This study delved on the perceived level of satisfaction before and after undergoing cosmetic surgery among patients in St. Vincent General Hospital. It also investigated the level of needs of patients prior to the surgery and those identified subsequent to the procedure.
Randomized sampling was used to come up with the sample size. Another set of questionnaires were handed out during follow-up check-ups for the perceived levels of satisfaction and needs after cosmetic surgery.
Results revealed that the respondents belonged to the early to middle adulthood phase. There were more females than males and homosexuals taking the procedure. Being single predispose the clients more likely to the procedure. Private employees ranked highest when occupations were classified. The common cosmetic surgery was breast augmentation. For the economic status, most number of respondents earned Php 240,000 annually.

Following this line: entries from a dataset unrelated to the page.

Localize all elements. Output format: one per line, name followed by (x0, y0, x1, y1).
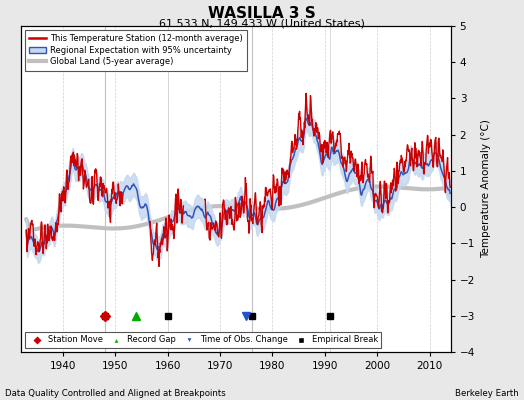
Text: Berkeley Earth: Berkeley Earth (455, 389, 519, 398)
Y-axis label: Temperature Anomaly (°C): Temperature Anomaly (°C) (481, 120, 490, 258)
Text: WASILLA 3 S: WASILLA 3 S (208, 6, 316, 21)
Text: Data Quality Controlled and Aligned at Breakpoints: Data Quality Controlled and Aligned at B… (5, 389, 226, 398)
Text: 61.533 N, 149.433 W (United States): 61.533 N, 149.433 W (United States) (159, 18, 365, 28)
Legend: Station Move, Record Gap, Time of Obs. Change, Empirical Break: Station Move, Record Gap, Time of Obs. C… (25, 332, 381, 348)
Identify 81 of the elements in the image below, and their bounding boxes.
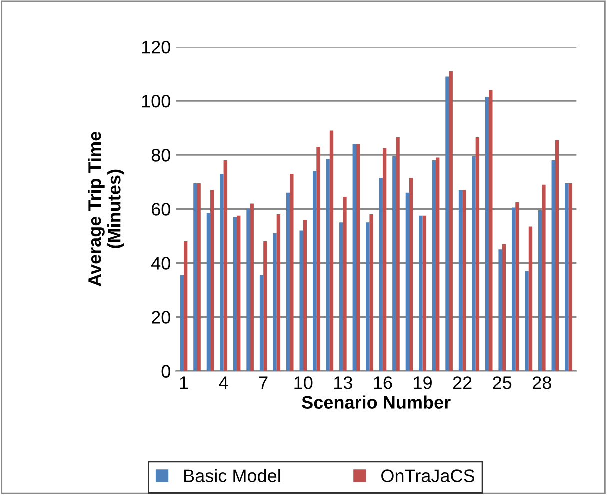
bar (206, 213, 211, 372)
bar (392, 156, 396, 372)
bar (502, 244, 506, 372)
bar (197, 183, 201, 372)
bar (542, 184, 546, 372)
bar (472, 156, 476, 372)
x-tick-label: 1 (180, 376, 188, 390)
bar (462, 190, 466, 372)
bar (326, 159, 330, 372)
bar (512, 208, 516, 372)
bar (260, 275, 264, 372)
bar (525, 271, 529, 372)
bar (220, 174, 224, 372)
bar (276, 214, 280, 372)
bar (485, 97, 490, 372)
bar (422, 216, 426, 372)
bar (316, 146, 320, 372)
bar (370, 214, 374, 372)
x-tick-label: 10 (294, 376, 313, 390)
bar (264, 242, 268, 372)
bar (246, 209, 250, 372)
bar (210, 190, 214, 372)
bar (498, 250, 502, 372)
y-tick-label: 100 (142, 94, 170, 108)
bar (458, 190, 463, 372)
bar (565, 183, 569, 372)
bar (303, 220, 308, 372)
y-tick-label: 120 (142, 40, 170, 54)
bar (180, 275, 184, 372)
y-axis-title: Average Trip Time (Minutes) (88, 132, 124, 286)
bar (568, 183, 572, 372)
y-tick-label: 40 (152, 257, 170, 270)
y-tick-label: 60 (152, 203, 170, 216)
x-tick-label: 4 (219, 376, 228, 390)
bar (516, 202, 520, 372)
bar (273, 233, 277, 372)
bar (356, 144, 360, 372)
bar (237, 216, 241, 372)
bar (233, 217, 238, 372)
bar (250, 204, 254, 372)
bar (410, 178, 414, 372)
x-tick-label: 22 (453, 376, 472, 390)
bar (340, 222, 344, 372)
bar (366, 222, 370, 372)
bar (184, 242, 188, 372)
x-tick-label: 13 (334, 376, 352, 390)
bar (300, 230, 304, 372)
bar (194, 183, 198, 372)
bar (449, 71, 453, 372)
x-tick-label: 7 (259, 376, 268, 390)
bar (552, 160, 556, 372)
bar (330, 130, 334, 372)
x-tick-label: 25 (493, 376, 512, 390)
y-tick-label: 80 (152, 149, 170, 162)
bar (224, 160, 228, 372)
x-tick-label: 28 (533, 376, 552, 390)
bar (343, 196, 347, 372)
bar (436, 158, 440, 372)
bar (382, 148, 387, 372)
bar (528, 226, 533, 372)
bar (446, 76, 450, 372)
legend-label: Basic Model (184, 469, 280, 482)
bar (312, 171, 317, 372)
bar (538, 210, 542, 372)
bar (432, 160, 436, 372)
bar (489, 90, 493, 372)
bar (352, 144, 356, 372)
bar (555, 140, 560, 372)
bar (396, 138, 400, 372)
x-axis-title: Scenario Number (302, 396, 451, 409)
bar (406, 192, 410, 372)
bar (379, 178, 383, 372)
legend-label: OnTraJaCS (382, 470, 474, 482)
x-tick-label: 16 (374, 376, 392, 390)
y-tick-label: 20 (152, 311, 170, 324)
bar (476, 138, 480, 372)
bar (290, 174, 294, 372)
bar (286, 192, 290, 372)
x-tick-label: 19 (414, 376, 432, 390)
bar (419, 216, 423, 372)
y-tick-label: 0 (162, 365, 170, 378)
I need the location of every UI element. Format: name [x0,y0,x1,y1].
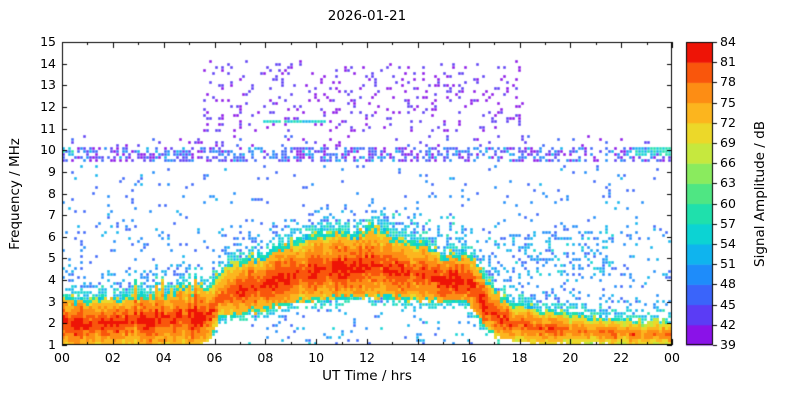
y-tick-label: 2 [48,315,56,331]
y-tick-label: 8 [48,185,56,201]
x-tick-label: 14 [409,350,426,365]
colorbar-tick-label: 81 [720,54,736,70]
colorbar-tick-label: 39 [720,337,736,352]
colorbar-tick-label: 66 [720,155,736,171]
colorbar-tick-label: 78 [720,74,736,90]
colorbar-tick-label: 63 [720,175,736,191]
x-tick-label: 04 [155,350,172,365]
colorbar-tick-label: 75 [720,94,736,110]
colorbar-tick-label: 45 [720,296,736,312]
y-tick-label: 7 [48,207,56,223]
colorbar-tick-label: 72 [720,114,736,130]
y-tick-label: 6 [48,228,56,244]
colorbar-tick-label: 57 [720,215,736,231]
x-tick-label: 18 [511,350,528,365]
x-tick-label: 20 [562,350,579,365]
colorbar-tick-label: 42 [720,316,736,332]
y-tick-label: 3 [48,293,56,309]
y-tick-label: 15 [40,34,56,49]
x-tick-label: 02 [104,350,121,365]
x-tick-label: 22 [613,350,630,365]
y-tick-label: 12 [40,98,56,114]
y-tick-label: 9 [48,163,56,179]
colorbar-label: Signal Amplitude / dB [752,121,768,267]
y-tick-label: 4 [48,272,56,288]
x-tick-label: 08 [257,350,274,365]
y-tick-label: 10 [40,142,56,158]
x-tick-label: 12 [359,350,375,365]
colorbar-tick-label: 69 [720,135,736,150]
x-tick-label: 16 [460,350,477,365]
y-tick-label: 5 [48,250,56,266]
colorbar-tick-label: 54 [720,236,736,251]
colorbar-tick-label: 51 [720,256,736,272]
x-axis-label: UT Time / hrs [322,368,412,384]
y-tick-label: 11 [40,120,56,136]
colorbar-tick-label: 48 [720,276,736,292]
y-axis-label: Frequency / MHz [7,138,23,250]
colorbar-tick-label: 84 [720,34,736,49]
colorbar-tick-label: 60 [720,195,736,211]
x-tick-label: 06 [206,350,223,365]
chart-title: 2026-01-21 [327,8,407,24]
x-tick-label: 00 [664,350,680,365]
y-tick-label: 13 [40,77,56,93]
y-tick-label: 14 [40,55,56,71]
y-tick-label: 1 [48,337,56,352]
x-tick-label: 00 [54,350,70,365]
x-tick-label: 10 [308,350,325,365]
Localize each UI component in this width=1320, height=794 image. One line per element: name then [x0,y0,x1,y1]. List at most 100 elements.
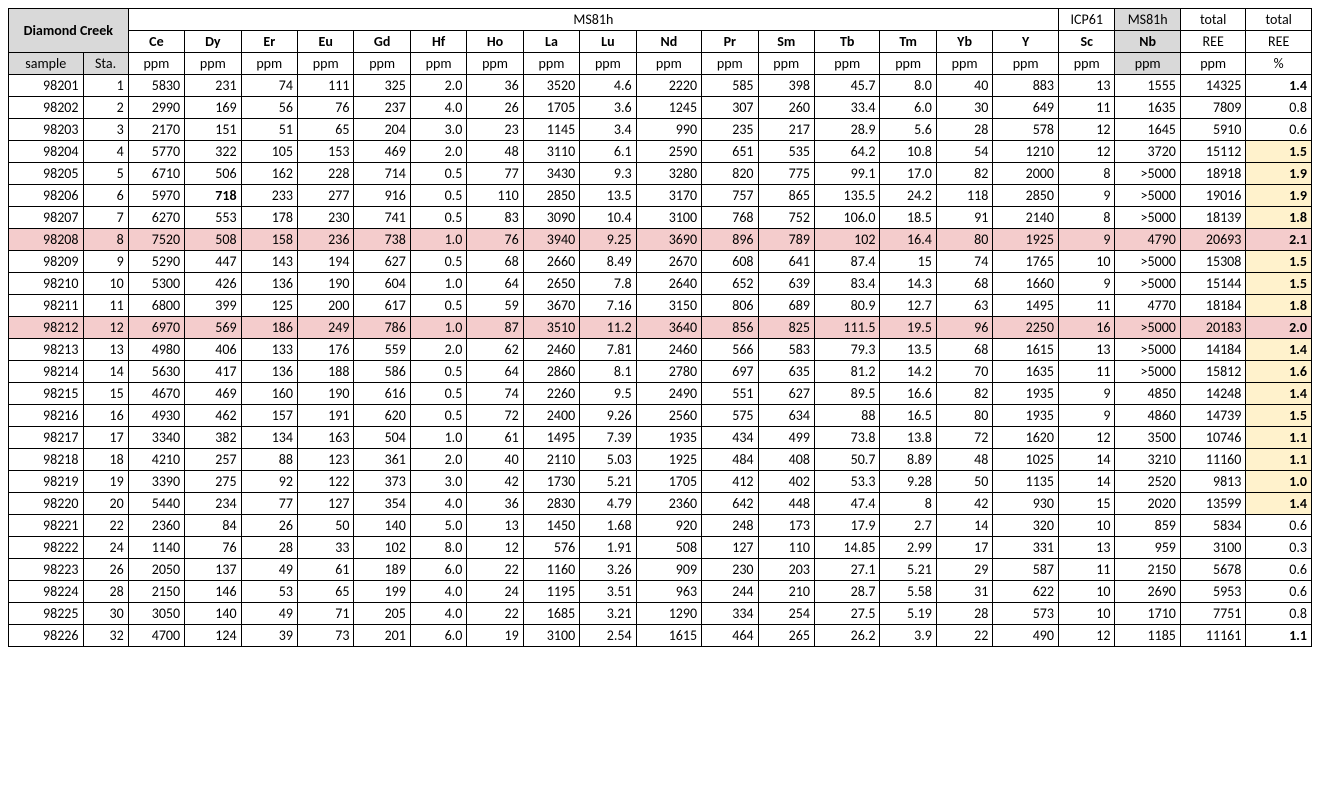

With the level of satisfaction on physical assessment, there was an overall improvement in the perceptions. However, a remarkable increase was inferred regarding appearance. In the analysis with the level of needs, physiologic needs were the greatly recognized need before cosmetic surgery because of the bodily discomfort experienced. After surgery, love and belongingness needs were the highly recognized need proving Maslow's Theory.
To conclude, there was a significant improvement in the perceived levels of satisfaction and needs after cosmetic surgery among the respondents. Based on Maslow's Theory, physiologic needs were identified as the greatest recognized need before cosmetic surgery. After being met, the need for love and belongingness had become distinct implying that better physical features effectually result to the need for affection and approval.
If cosmetic surgery could incline individuals to a more productive state, then it would not be wrong to alter one's looks through surgery. With these improvements in their well-being, more contribution to society and the world therefore could be generated.